La infancia de la luz II

La infancia de la luz II

¿El silencio y la soledad, empujaron a Dios a tomar la decisión de hacer el mundo y crear al hombre? Según Mieses Burgos, “A sus pies, el silencio del orbe/ era un gran río de soledad cayendo,/ un mudo serafín de bronce arrodillado”. ¿Cómo es posible que el hombre sea, a la vez, perverso y tierno? ¿Cómo confluyen en el universo el bien y el mal? Ya hemos dicho que Dios necesitaba un testigo de su existencia absoluta, única solitaria, desconocida. Deseó la presencia de “un labio que esculpa/ mi nombre sobre el aire./ Mieses Burgos menciona “la infancia desnuda de la luz”, que permite asistir al nacimiento del mundo.

Él nos explica otros detalles sobre la importancia de las claridades: “Memoria de la lámpara de bruñida sonrisa/ de vidrio adolescente,/ de ángel verdadero que delata el relieve/ más fino de las cosas”. Sin la luz no veríamos los objetos; es ella la que “delata el relieve” de todas las cosas.
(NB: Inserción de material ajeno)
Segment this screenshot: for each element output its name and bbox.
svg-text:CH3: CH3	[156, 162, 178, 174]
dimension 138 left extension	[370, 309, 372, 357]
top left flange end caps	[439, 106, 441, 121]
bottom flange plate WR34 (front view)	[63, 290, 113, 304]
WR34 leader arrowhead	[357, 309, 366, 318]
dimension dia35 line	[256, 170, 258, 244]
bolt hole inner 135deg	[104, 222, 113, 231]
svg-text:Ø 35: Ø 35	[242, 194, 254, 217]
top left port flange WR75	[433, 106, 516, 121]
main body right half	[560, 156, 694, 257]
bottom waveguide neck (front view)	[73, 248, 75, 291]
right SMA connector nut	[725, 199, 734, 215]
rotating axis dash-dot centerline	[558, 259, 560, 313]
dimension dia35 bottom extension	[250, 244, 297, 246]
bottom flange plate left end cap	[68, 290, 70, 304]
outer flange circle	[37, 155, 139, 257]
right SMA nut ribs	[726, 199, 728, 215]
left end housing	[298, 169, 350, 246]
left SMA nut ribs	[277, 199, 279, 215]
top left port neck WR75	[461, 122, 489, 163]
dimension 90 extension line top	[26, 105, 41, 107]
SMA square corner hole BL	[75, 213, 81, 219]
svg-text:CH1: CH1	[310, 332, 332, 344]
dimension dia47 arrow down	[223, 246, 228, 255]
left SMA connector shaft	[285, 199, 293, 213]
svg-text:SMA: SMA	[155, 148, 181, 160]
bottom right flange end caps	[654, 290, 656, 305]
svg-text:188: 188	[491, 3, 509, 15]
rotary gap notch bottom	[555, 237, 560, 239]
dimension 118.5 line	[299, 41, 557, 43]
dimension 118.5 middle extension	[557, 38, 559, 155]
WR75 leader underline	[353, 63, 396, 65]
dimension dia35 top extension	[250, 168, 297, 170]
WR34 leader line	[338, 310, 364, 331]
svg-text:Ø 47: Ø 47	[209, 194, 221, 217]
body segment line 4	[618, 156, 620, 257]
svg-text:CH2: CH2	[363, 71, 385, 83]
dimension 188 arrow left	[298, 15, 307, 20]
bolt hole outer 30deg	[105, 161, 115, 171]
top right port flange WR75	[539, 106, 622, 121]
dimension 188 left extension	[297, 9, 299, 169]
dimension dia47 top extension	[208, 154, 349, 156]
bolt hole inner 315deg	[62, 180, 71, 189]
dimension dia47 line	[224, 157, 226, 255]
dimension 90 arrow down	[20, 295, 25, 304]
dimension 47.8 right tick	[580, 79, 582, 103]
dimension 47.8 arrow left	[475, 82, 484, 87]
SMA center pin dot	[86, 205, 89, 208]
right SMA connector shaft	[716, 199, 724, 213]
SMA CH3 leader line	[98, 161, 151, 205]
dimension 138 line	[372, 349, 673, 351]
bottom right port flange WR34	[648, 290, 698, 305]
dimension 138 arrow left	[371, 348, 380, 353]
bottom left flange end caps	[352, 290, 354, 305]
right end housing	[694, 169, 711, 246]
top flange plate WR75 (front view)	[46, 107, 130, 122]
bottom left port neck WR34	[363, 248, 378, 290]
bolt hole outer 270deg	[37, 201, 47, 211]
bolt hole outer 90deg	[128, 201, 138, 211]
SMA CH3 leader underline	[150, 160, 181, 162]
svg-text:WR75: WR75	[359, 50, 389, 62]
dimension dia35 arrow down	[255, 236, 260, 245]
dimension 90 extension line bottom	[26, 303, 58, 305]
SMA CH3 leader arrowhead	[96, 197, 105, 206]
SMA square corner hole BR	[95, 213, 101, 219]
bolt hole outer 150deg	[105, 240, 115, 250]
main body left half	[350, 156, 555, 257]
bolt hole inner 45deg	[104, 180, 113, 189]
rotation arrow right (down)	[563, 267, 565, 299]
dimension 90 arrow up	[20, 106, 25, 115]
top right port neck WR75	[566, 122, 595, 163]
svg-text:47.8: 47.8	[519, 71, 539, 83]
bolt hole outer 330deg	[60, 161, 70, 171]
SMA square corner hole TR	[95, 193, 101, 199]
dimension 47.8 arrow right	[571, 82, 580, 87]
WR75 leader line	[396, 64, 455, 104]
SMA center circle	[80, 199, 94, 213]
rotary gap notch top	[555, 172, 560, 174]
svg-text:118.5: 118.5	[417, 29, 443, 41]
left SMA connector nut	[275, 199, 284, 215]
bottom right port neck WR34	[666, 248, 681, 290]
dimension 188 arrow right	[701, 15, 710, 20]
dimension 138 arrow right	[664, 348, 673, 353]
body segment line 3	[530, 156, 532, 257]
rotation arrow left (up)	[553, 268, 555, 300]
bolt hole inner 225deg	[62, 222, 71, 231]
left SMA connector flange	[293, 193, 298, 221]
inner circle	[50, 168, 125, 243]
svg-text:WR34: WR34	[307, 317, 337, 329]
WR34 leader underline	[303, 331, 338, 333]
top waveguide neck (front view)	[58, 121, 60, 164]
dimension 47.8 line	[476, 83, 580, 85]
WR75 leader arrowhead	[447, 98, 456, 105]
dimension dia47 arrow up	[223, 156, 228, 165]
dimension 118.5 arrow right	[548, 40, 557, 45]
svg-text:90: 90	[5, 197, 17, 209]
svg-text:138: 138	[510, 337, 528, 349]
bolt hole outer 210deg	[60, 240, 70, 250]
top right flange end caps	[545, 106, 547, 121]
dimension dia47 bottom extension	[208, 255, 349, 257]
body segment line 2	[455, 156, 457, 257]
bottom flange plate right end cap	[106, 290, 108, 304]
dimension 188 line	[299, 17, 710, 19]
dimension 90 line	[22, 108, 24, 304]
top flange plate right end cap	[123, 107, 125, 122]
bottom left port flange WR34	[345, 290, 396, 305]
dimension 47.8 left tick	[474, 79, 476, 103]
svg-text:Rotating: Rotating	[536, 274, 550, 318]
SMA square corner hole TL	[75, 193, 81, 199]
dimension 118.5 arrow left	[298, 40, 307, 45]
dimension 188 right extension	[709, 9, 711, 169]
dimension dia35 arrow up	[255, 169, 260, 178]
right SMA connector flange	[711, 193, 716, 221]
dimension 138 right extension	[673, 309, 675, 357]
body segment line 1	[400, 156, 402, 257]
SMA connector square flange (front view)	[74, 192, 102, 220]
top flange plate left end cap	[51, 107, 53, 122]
A partir de ese momento Dios no cesó de trabajar. “Entonces fue su aliento un sólo resplandor/ de fuego bajo el agua,/ en medio de la noche sin alba de los peces”. Dice “bajo el agua”, un elemento fundamental para la vida en el cosmos. ¿Se trata, acaso, de una entrevisión de “la sopa primordial” que engendró las galaxias?

Parece que todo ocurrió a altas temperaturas, pues “el aliento” de Dios era “un sólo resplandor de fuego”. Mieses Burgos, como ya hemos apuntado en la anterior entrega, asevera que “Aun no transitaba por el cielo el relámpago de pluma de los pájaros/ ni el viento, todavía, era un sepulcro abierto/ para enterrar palabras”. Agua, fuego, aire, van surgiendo en los versos mágicos de “Barro inaugural”. Era preciso crear la tierra, para que los pájaros tuviesen asiento; y el viento, para que los hombres derramaran palabras.

Dios contagia al hombre del hastío que determinó la creación, pero también nos “contaminó” con la piedad y la ternura. “Sólo una gran piedad pudo crear los mundos/ eternos sin hastiarse./ Sólo una gran ternura pudo sembrar la vida/ como se siembra un árbol:/ la jubilosa voz de una semilla,/ no pudo ningún otro posible sentimiento/ alzar nuestro destino…”.